Alexander then addressed just one of the three kinds of spying Sanders raised: phone data (which, if I’m right that NSA strips Congressional numbers at the data integrity stage, is the one place Alexander can be fairly sure Sanders’ contacts won’t be found).

Your letter focuses on NSA’s acquisition of telephone metadata…

And used the controls imposed on the raw data of the phone dragnet as an excuse for not answering Sanders’ question.

Among those protections is the condition that NSA can query the metadata only based on phone numbers reasonably suspected to be associated with specific foreign terrorist groups. For that reason, NSA cannot lawfully search to determine if any records NSA has received under the program have included metadata of the phone calls of any member of Congress, other American elected officials, or any other American without that predicate.

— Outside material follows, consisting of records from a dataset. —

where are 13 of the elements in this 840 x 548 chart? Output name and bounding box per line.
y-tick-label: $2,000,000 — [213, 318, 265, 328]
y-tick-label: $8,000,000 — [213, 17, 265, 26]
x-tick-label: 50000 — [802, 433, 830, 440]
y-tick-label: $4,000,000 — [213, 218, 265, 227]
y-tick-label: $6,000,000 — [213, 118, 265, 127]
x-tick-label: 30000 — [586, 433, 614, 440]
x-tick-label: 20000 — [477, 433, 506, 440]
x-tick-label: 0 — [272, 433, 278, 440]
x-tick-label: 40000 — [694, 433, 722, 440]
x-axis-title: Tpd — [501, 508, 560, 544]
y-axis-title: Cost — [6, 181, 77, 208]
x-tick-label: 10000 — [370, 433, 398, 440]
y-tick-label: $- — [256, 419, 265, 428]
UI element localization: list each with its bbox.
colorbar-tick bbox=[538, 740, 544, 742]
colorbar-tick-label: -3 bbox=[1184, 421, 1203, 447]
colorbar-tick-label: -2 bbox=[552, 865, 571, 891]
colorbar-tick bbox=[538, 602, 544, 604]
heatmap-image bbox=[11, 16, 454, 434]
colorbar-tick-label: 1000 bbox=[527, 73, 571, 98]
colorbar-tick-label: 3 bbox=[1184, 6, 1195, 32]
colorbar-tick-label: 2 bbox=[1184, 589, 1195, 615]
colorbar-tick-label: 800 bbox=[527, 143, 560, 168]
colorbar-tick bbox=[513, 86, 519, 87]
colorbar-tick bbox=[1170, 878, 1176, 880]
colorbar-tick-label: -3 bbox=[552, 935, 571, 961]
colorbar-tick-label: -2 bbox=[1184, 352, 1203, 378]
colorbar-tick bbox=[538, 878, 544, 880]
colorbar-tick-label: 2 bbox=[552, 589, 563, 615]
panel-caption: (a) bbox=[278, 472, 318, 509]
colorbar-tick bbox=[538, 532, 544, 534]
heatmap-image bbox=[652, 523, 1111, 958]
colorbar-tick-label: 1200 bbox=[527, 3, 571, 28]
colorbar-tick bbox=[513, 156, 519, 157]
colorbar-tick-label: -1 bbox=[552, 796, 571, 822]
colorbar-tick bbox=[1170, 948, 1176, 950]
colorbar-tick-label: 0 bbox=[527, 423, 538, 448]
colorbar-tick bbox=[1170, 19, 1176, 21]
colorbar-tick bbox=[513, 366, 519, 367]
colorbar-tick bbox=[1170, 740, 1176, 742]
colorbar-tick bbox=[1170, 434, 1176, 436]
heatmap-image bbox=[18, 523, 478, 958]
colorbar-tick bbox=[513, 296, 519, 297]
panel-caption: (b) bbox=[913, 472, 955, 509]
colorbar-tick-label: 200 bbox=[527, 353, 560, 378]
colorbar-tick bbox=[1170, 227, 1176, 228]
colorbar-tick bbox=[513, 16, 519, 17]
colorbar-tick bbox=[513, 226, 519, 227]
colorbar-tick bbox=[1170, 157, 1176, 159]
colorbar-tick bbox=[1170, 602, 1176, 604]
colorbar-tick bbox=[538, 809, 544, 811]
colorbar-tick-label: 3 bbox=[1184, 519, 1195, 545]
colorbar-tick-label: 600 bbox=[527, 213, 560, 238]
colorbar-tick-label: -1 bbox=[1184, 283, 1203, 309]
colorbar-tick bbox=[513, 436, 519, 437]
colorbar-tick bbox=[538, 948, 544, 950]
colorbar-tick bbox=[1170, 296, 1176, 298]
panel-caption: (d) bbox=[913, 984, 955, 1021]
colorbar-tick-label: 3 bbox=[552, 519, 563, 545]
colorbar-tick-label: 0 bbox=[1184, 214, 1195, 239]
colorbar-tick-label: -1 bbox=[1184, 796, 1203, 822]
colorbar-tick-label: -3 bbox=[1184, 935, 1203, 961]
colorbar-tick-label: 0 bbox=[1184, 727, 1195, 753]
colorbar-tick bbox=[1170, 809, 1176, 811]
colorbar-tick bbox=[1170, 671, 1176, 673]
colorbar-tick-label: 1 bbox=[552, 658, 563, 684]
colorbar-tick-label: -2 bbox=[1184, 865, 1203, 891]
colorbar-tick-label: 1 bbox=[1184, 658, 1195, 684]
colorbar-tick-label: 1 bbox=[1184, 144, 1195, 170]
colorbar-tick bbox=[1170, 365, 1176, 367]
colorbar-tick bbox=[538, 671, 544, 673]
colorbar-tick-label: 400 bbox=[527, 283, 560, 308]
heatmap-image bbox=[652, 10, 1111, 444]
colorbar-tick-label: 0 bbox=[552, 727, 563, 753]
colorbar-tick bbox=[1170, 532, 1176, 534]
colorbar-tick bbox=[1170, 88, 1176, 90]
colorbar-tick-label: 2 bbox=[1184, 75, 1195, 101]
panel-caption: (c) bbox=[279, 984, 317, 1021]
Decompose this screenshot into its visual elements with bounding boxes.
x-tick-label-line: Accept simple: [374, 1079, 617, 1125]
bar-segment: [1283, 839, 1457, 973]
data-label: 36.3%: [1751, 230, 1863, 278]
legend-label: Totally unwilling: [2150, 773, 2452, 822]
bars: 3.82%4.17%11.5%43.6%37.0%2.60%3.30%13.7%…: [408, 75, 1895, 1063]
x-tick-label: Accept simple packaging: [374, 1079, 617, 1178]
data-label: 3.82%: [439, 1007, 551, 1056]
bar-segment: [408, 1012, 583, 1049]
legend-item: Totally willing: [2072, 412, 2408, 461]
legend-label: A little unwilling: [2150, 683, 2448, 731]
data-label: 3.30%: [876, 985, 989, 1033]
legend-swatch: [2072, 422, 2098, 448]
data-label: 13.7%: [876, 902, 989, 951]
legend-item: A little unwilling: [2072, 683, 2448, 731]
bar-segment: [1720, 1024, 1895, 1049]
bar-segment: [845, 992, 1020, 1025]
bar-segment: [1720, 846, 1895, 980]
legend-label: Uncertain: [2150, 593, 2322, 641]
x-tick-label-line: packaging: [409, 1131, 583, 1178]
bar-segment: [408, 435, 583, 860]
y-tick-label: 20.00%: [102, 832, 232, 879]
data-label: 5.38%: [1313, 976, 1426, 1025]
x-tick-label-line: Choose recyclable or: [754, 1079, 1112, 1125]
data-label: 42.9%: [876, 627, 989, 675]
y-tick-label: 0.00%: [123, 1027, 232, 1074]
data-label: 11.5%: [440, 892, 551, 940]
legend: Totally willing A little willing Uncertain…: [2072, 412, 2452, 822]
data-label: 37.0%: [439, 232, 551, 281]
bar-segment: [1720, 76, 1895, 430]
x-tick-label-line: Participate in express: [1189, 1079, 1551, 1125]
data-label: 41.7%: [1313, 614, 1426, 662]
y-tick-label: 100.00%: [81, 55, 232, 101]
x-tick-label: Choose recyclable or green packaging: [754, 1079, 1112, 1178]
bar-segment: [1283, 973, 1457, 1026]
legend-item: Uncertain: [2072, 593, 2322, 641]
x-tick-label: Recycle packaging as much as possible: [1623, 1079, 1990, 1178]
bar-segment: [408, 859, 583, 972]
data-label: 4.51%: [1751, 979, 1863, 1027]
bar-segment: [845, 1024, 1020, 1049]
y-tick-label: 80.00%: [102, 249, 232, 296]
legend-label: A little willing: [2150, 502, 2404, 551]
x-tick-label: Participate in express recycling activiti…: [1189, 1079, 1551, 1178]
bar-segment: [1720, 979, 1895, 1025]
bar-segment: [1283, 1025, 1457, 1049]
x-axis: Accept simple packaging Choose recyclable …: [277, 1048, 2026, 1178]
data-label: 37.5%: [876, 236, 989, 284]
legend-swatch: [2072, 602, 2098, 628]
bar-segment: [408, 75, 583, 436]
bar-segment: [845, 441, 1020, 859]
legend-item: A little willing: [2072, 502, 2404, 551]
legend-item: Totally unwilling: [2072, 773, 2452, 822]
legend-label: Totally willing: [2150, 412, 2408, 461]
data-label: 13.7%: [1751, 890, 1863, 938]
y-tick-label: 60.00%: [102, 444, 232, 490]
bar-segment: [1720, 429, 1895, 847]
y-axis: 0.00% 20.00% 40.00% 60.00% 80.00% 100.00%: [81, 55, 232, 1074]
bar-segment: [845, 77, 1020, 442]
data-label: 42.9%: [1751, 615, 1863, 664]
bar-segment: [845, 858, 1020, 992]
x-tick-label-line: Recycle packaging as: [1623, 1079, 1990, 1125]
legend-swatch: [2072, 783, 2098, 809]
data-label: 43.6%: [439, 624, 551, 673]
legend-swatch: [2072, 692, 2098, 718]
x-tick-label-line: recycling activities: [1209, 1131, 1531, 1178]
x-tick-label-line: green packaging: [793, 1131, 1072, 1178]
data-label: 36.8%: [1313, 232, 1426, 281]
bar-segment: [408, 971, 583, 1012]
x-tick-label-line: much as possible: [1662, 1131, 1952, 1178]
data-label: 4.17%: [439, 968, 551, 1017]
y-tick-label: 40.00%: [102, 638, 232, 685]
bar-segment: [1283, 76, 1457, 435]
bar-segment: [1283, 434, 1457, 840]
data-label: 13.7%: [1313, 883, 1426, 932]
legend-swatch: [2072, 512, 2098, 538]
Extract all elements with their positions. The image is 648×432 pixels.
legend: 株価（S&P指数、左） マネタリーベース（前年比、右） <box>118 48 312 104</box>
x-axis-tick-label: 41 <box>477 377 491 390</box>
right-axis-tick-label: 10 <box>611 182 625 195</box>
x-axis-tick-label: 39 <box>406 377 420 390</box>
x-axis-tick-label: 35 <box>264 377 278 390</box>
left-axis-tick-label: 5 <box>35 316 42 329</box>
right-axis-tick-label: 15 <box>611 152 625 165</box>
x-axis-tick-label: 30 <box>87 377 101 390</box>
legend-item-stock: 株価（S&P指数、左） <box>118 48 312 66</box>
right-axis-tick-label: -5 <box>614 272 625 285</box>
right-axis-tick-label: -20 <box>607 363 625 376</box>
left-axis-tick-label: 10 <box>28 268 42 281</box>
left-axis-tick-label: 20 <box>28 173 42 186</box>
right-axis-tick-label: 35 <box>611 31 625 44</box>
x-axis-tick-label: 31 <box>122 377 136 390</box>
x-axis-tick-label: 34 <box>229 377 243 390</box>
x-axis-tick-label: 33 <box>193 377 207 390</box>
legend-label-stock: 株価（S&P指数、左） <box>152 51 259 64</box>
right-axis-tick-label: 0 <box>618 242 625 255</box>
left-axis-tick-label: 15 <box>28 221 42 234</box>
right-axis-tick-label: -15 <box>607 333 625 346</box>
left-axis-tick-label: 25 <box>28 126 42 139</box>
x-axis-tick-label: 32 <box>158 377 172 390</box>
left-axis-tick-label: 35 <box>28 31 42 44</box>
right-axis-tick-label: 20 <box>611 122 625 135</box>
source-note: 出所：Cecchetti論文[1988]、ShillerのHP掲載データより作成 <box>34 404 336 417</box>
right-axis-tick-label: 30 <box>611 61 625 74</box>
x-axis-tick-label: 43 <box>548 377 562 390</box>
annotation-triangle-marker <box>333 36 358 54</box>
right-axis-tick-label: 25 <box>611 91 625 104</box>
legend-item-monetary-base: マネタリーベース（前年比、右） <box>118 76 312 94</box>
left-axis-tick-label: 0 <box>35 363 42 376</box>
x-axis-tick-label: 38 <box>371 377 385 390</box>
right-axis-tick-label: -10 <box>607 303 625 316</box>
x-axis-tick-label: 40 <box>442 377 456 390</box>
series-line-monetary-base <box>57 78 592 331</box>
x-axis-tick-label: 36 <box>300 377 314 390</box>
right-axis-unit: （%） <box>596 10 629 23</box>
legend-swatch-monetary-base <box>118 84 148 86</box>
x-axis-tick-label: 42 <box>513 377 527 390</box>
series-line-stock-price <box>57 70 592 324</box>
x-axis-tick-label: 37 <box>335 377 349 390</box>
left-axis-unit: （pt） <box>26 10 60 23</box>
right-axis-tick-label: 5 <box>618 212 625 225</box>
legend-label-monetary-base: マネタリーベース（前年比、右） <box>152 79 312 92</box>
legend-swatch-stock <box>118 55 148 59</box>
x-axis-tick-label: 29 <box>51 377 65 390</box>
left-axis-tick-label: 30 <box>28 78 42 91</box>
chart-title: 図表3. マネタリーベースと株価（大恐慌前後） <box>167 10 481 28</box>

Alexander totally ignored Sanders’ two other specified concerns: emails sent and websites visited.

Which is mighty convenient, because for a very large segment of that collection (the internet metadata collected under EO 12333 and via PRISM, though not the data collected domestically before 2011 or domestic upstream collection), NSA believes it doesn’t even need Reasonable Articulable Suspicion to search on US person identifiers. The same is true for any phone dragnet data that has been returned on a query and dumped into the “corporate store,” or any phone data collected overseas. NSA could easily search in those databases for Sanders’ name and identifiers — it insists it can! — to provide him a specific answer to his question about Internet metadata.

The one Alexander rather pointedly didn’t answer.

Of course, former FISC Judge John Bates has told NSA — on two different occasions — that collecting US person data domestically only becomes illegal once NSA knows it is doing it, strongly implying that the NSA would do well to retain plausible deniability about doing so if it doesn’t want any trouble from the FISC.

Frankly, I think all members of Congress, especially those like John McCain and Mark Kirk who spend a lot of time talking to leaders we probably do wiretap as much as we can, should be worried about having their conversations surveilled (and I think that explains why Congress in general and McCain in particular got newly concerned about the spying when the extent of foreign leader wiretapping became clear). Because they chat up foreign leaders so frequently, they are likely to be caught up as “incidental” collections.

The could find out, of course! Just ask NSA to do a back door search, of most things but raw US collected metadata, and the NSA has the ability to tell them whether they’ve been searched.